Herlinde Koelbl, 1939 in Lindau geboren, ist seit rund 40 Jahren als Fotografin und Dokumentarfilmerin tätig. Erst 1976 kam die Modedesignerin als Autodidaktin zur Fotografie. Die vierfache Mutter arbeitete unter anderem für renommierte Zeitschriften und Zeitungen wie Stern, Die Zeit und New York Times und ist seit Ende der 80er Jahren eine der in Deutschland  vielfach diskutierten Fotografinnen. In der Fachwelt hat sie sich mit ihren groß angelegten Zyklen – häufig zu in der Gesellschaft tabuisierten Themen – im In- und Ausland einen Namen gemacht.
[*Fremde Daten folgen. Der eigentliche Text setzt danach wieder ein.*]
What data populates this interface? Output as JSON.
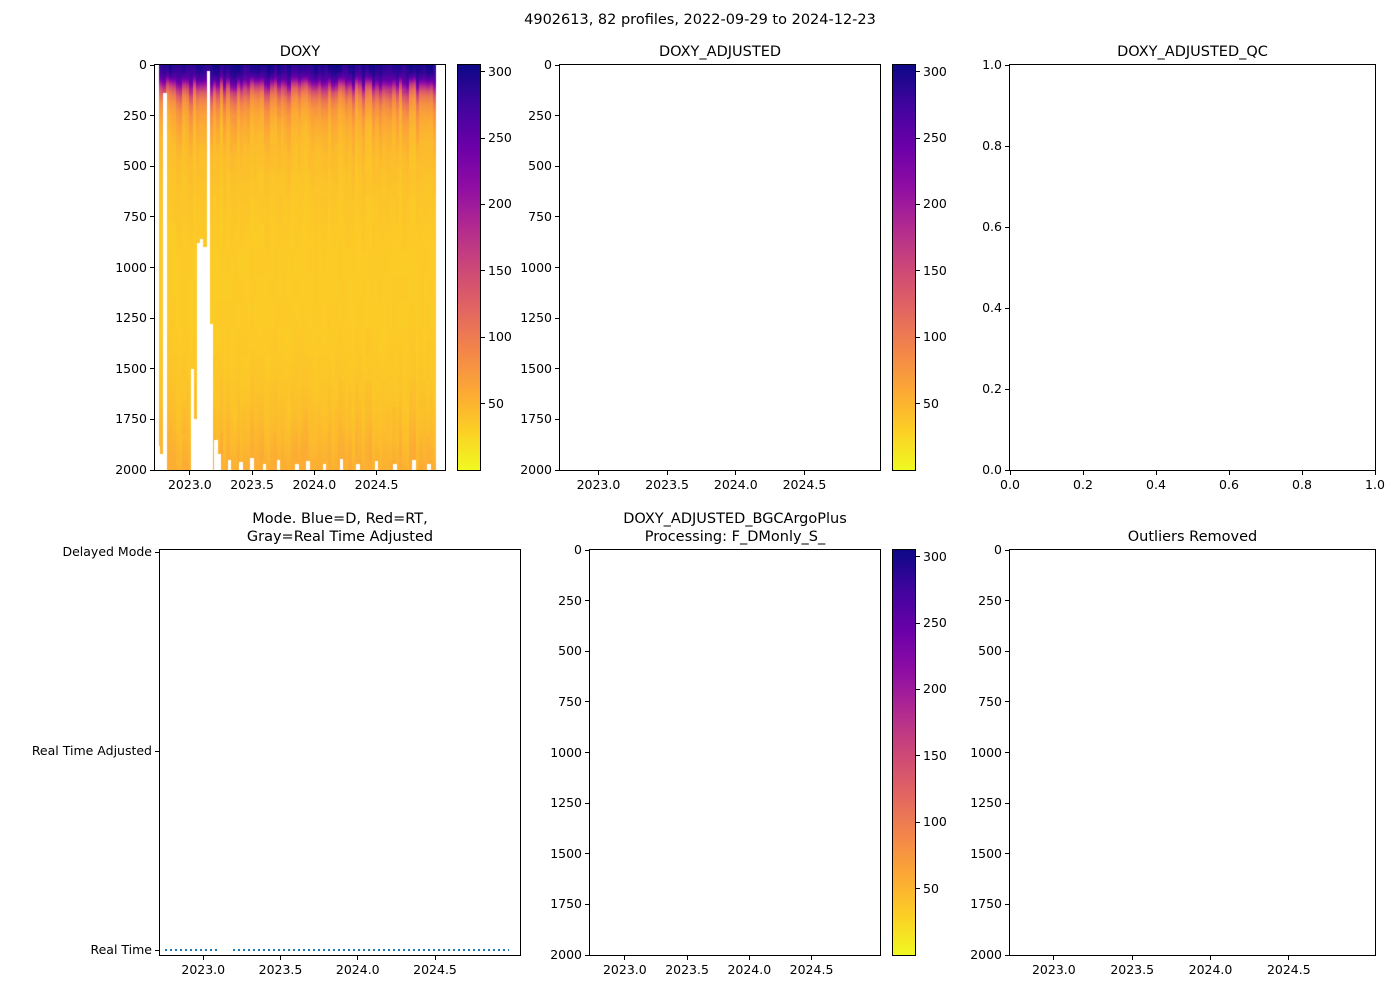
{
  "figure": {
    "title": "4902613, 82 profiles, 2022-09-29 to 2024-12-23"
  },
  "colormap": {
    "name": "plasma_r",
    "stops_dark_to_yellow": [
      "#0d0887",
      "#41049d",
      "#6a00a8",
      "#8f0da4",
      "#b12a90",
      "#cc4778",
      "#e16462",
      "#f2844b",
      "#fca636",
      "#fcce25",
      "#f0f921"
    ],
    "vmin": 0,
    "vmax": 305,
    "colorbar_tick_labels": [
      "50",
      "100",
      "150",
      "200",
      "250",
      "300"
    ]
  },
  "chart_data": [
    {
      "type": "heatmap",
      "title": "DOXY",
      "xlim": [
        2022.72,
        2025.05
      ],
      "ylim": [
        0,
        2000
      ],
      "x_tick_values": [
        2023.0,
        2023.5,
        2024.0,
        2024.5
      ],
      "x_tick_labels": [
        "2023.0",
        "2023.5",
        "2024.0",
        "2024.5"
      ],
      "y_tick_values": [
        0,
        250,
        500,
        750,
        1000,
        1250,
        1500,
        1750,
        2000
      ],
      "y_tick_labels": [
        "0",
        "250",
        "500",
        "750",
        "1000",
        "1250",
        "1500",
        "1750",
        "2000"
      ],
      "colormap": "plasma_r",
      "vmin": 0,
      "vmax": 305,
      "colorbar_tick_values": [
        50,
        100,
        150,
        200,
        250,
        300
      ],
      "colorbar_tick_labels": [
        "50",
        "100",
        "150",
        "200",
        "250",
        "300"
      ],
      "n_profiles": 82,
      "time_start": 2022.75,
      "time_end": 2024.98,
      "profile_depths": [
        0,
        40,
        70,
        90,
        110,
        130,
        160,
        200,
        250,
        300,
        400,
        600,
        900,
        1300,
        1600,
        1800,
        2000
      ],
      "profile_values": [
        295,
        282,
        255,
        215,
        175,
        140,
        105,
        80,
        65,
        55,
        45,
        38,
        33,
        33,
        37,
        44,
        56
      ],
      "missing_columns": [
        {
          "x": 2022.75,
          "from_depth": 1880
        },
        {
          "x": 2022.775,
          "from_depth": 1920
        },
        {
          "x": 2022.8,
          "from_depth": 140
        },
        {
          "x": 2023.02,
          "from_depth": 1500
        },
        {
          "x": 2023.045,
          "from_depth": 1750
        },
        {
          "x": 2023.07,
          "from_depth": 880
        },
        {
          "x": 2023.095,
          "from_depth": 860
        },
        {
          "x": 2023.12,
          "from_depth": 900
        },
        {
          "x": 2023.148,
          "from_depth": 30
        },
        {
          "x": 2023.175,
          "from_depth": 1280
        },
        {
          "x": 2023.21,
          "from_depth": 1850
        },
        {
          "x": 2023.235,
          "from_depth": 1920
        },
        {
          "x": 2023.32,
          "from_depth": 1950
        },
        {
          "x": 2023.41,
          "from_depth": 1962
        },
        {
          "x": 2023.5,
          "from_depth": 1940
        },
        {
          "x": 2023.6,
          "from_depth": 1968
        },
        {
          "x": 2023.71,
          "from_depth": 1950
        },
        {
          "x": 2023.86,
          "from_depth": 1972
        },
        {
          "x": 2023.95,
          "from_depth": 1955
        },
        {
          "x": 2024.08,
          "from_depth": 1968
        },
        {
          "x": 2024.22,
          "from_depth": 1945
        },
        {
          "x": 2024.35,
          "from_depth": 1972
        },
        {
          "x": 2024.5,
          "from_depth": 1958
        },
        {
          "x": 2024.65,
          "from_depth": 1972
        },
        {
          "x": 2024.8,
          "from_depth": 1950
        },
        {
          "x": 2024.92,
          "from_depth": 1968
        }
      ]
    },
    {
      "type": "heatmap",
      "title": "DOXY_ADJUSTED",
      "empty": true,
      "xlim": [
        2022.72,
        2025.05
      ],
      "ylim": [
        0,
        2000
      ],
      "x_tick_values": [
        2023.0,
        2023.5,
        2024.0,
        2024.5
      ],
      "x_tick_labels": [
        "2023.0",
        "2023.5",
        "2024.0",
        "2024.5"
      ],
      "y_tick_values": [
        0,
        250,
        500,
        750,
        1000,
        1250,
        1500,
        1750,
        2000
      ],
      "y_tick_labels": [
        "0",
        "250",
        "500",
        "750",
        "1000",
        "1250",
        "1500",
        "1750",
        "2000"
      ],
      "vmin": 0,
      "vmax": 305,
      "colorbar_tick_values": [
        50,
        100,
        150,
        200,
        250,
        300
      ],
      "colorbar_tick_labels": [
        "50",
        "100",
        "150",
        "200",
        "250",
        "300"
      ]
    },
    {
      "type": "scatter",
      "title": "DOXY_ADJUSTED_QC",
      "empty": true,
      "xlim": [
        0,
        1
      ],
      "ylim": [
        1,
        0
      ],
      "x_tick_values": [
        0,
        0.2,
        0.4,
        0.6,
        0.8,
        1.0
      ],
      "x_tick_labels": [
        "0.0",
        "0.2",
        "0.4",
        "0.6",
        "0.8",
        "1.0"
      ],
      "y_tick_values": [
        1.0,
        0.8,
        0.6,
        0.4,
        0.2,
        0.0
      ],
      "y_tick_labels": [
        "1.0",
        "0.8",
        "0.6",
        "0.4",
        "0.2",
        "0.0"
      ]
    },
    {
      "type": "line",
      "title": "Mode. Blue=D, Red=RT,\nGray=Real Time Adjusted",
      "title_line1": "Mode. Blue=D, Red=RT,",
      "title_line2": "Gray=Real Time Adjusted",
      "xlim": [
        2022.72,
        2025.05
      ],
      "x_tick_values": [
        2023.0,
        2023.5,
        2024.0,
        2024.5
      ],
      "x_tick_labels": [
        "2023.0",
        "2023.5",
        "2024.0",
        "2024.5"
      ],
      "y_categories": [
        "Delayed Mode",
        "Real Time Adjusted",
        "Real Time"
      ],
      "series": [
        {
          "name": "mode",
          "color": "#1f77b4",
          "linestyle": "dotted",
          "y_category": "Real Time",
          "x_start": 2022.75,
          "x_end": 2024.98,
          "gaps": [
            [
              2023.1,
              2023.19
            ]
          ]
        }
      ]
    },
    {
      "type": "heatmap",
      "title": "DOXY_ADJUSTED_BGCArgoPlus\nProcessing: F_DMonly_S_",
      "title_line1": "DOXY_ADJUSTED_BGCArgoPlus",
      "title_line2": "Processing: F_DMonly_S_",
      "empty": true,
      "xlim": [
        2022.72,
        2025.05
      ],
      "ylim": [
        0,
        2000
      ],
      "x_tick_values": [
        2023.0,
        2023.5,
        2024.0,
        2024.5
      ],
      "x_tick_labels": [
        "2023.0",
        "2023.5",
        "2024.0",
        "2024.5"
      ],
      "y_tick_values": [
        0,
        250,
        500,
        750,
        1000,
        1250,
        1500,
        1750,
        2000
      ],
      "y_tick_labels": [
        "0",
        "250",
        "500",
        "750",
        "1000",
        "1250",
        "1500",
        "1750",
        "2000"
      ],
      "vmin": 0,
      "vmax": 305,
      "colorbar_tick_values": [
        50,
        100,
        150,
        200,
        250,
        300
      ],
      "colorbar_tick_labels": [
        "50",
        "100",
        "150",
        "200",
        "250",
        "300"
      ]
    },
    {
      "type": "scatter",
      "title": "Outliers Removed",
      "empty": true,
      "xlim": [
        2022.72,
        2025.05
      ],
      "ylim": [
        0,
        2000
      ],
      "x_tick_values": [
        2023.0,
        2023.5,
        2024.0,
        2024.5
      ],
      "x_tick_labels": [
        "2023.0",
        "2023.5",
        "2024.0",
        "2024.5"
      ],
      "y_tick_values": [
        0,
        250,
        500,
        750,
        1000,
        1250,
        1500,
        1750,
        2000
      ],
      "y_tick_labels": [
        "0",
        "250",
        "500",
        "750",
        "1000",
        "1250",
        "1500",
        "1750",
        "2000"
      ]
    }
  ]
}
Ihre beeindruckenden künstlerischen Arbeiten über deutsche Wohnzimmer, mächtige Persönlichkeiten und starke Frauen waren in zahllosen Einzelausstellungen in der ganzen Welt zu sehen. Bemerkenswert ist ebenfalls Koelbls preisgekröntes Werk „Jüdische Porträts“ von 1989, die auch im Jüdischen Museum Frankfurt ausgestellt waren. Das Museum für Kommunikation Frankfurt präsentierte Ende 2005 die einfühlsame Schau „Schlafzimmer / Wohnzimmer“. Mit dieser Fotoserie beleuchtete die für ihr Werk vielfach ausgezeichnete Herlinde Koelbl sehr behutsam die Privatsphäre in den verschiedenen Kulturkreisen und gab Einblicke in die unterschiedlichen Lebensweisen.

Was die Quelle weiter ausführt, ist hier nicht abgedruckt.